TURNING IS THE NEW BLACK
Let’s talk about Tim Eddy’s turns. Better yet, everyone’s turns because when you ride with people that know how to use a board to its best capabilities, all that witness begin to pick up on the bigger picture. Turns are in right? Is it a trend, or is it that laying into an edge that is so enjoyable that people just want to do it? Why does it feel so good? Is it the meeting of our body through our boards that propels and guides us? Is it the use of this natural invisible force gravity that we still find hard to comprehend and understand? Some would say it’s a art form—self expression. Using the edges and base of the board beneath your feet to direct yourself against your natural fall line. Guiding and gliding your mass using Earth’s gravity and your instrument. Your tool. Your utensil. Your body’s motions, it’s fluidity as you weave your weight back and forth on the soft, solid or liquid surface at you are travelling over and through. This is not something that many humans will ever get to experience. Yet, for some, it has to be one of the most magical and rewarding acts that they’ll ever perform. Making us crave the carve more and more.

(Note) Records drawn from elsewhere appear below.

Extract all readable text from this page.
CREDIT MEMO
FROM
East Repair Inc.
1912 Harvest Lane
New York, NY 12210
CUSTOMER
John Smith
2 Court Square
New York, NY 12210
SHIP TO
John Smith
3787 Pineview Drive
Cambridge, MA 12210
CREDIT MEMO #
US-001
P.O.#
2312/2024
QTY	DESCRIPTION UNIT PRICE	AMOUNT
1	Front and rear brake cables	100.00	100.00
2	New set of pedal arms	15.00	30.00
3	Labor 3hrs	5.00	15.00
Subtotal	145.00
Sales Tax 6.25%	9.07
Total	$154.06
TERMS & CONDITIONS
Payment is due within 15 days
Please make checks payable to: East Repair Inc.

Each day, all of us left Grand Targhee with empty tanks and smiles on our faces. We were all winners at the end of this trip, even though there was really nothing to win. Most of the time that’s how snowboarding is though. You get up in the morning, get in your gear, get to the mountain, meet up with friends and it seems nothing else in the world matters. You’re completely engulfed in the present. Pure enjoyment, smiles for miles and a grin on your face that won’t leave until you lay down in your resting place. I think we all experienced this while visiting Grand Targhee. Whether it was through our own bodies or witnessing it watching someone else. The welcoming energy from the mountain and its local inhabitants was something that wouldn’t be taken with a grain of salt. Skier or boarder, puppy or patroller, it didn’t matter—every being that we crossed paths with was there enjoying the mountain and Mother Nature.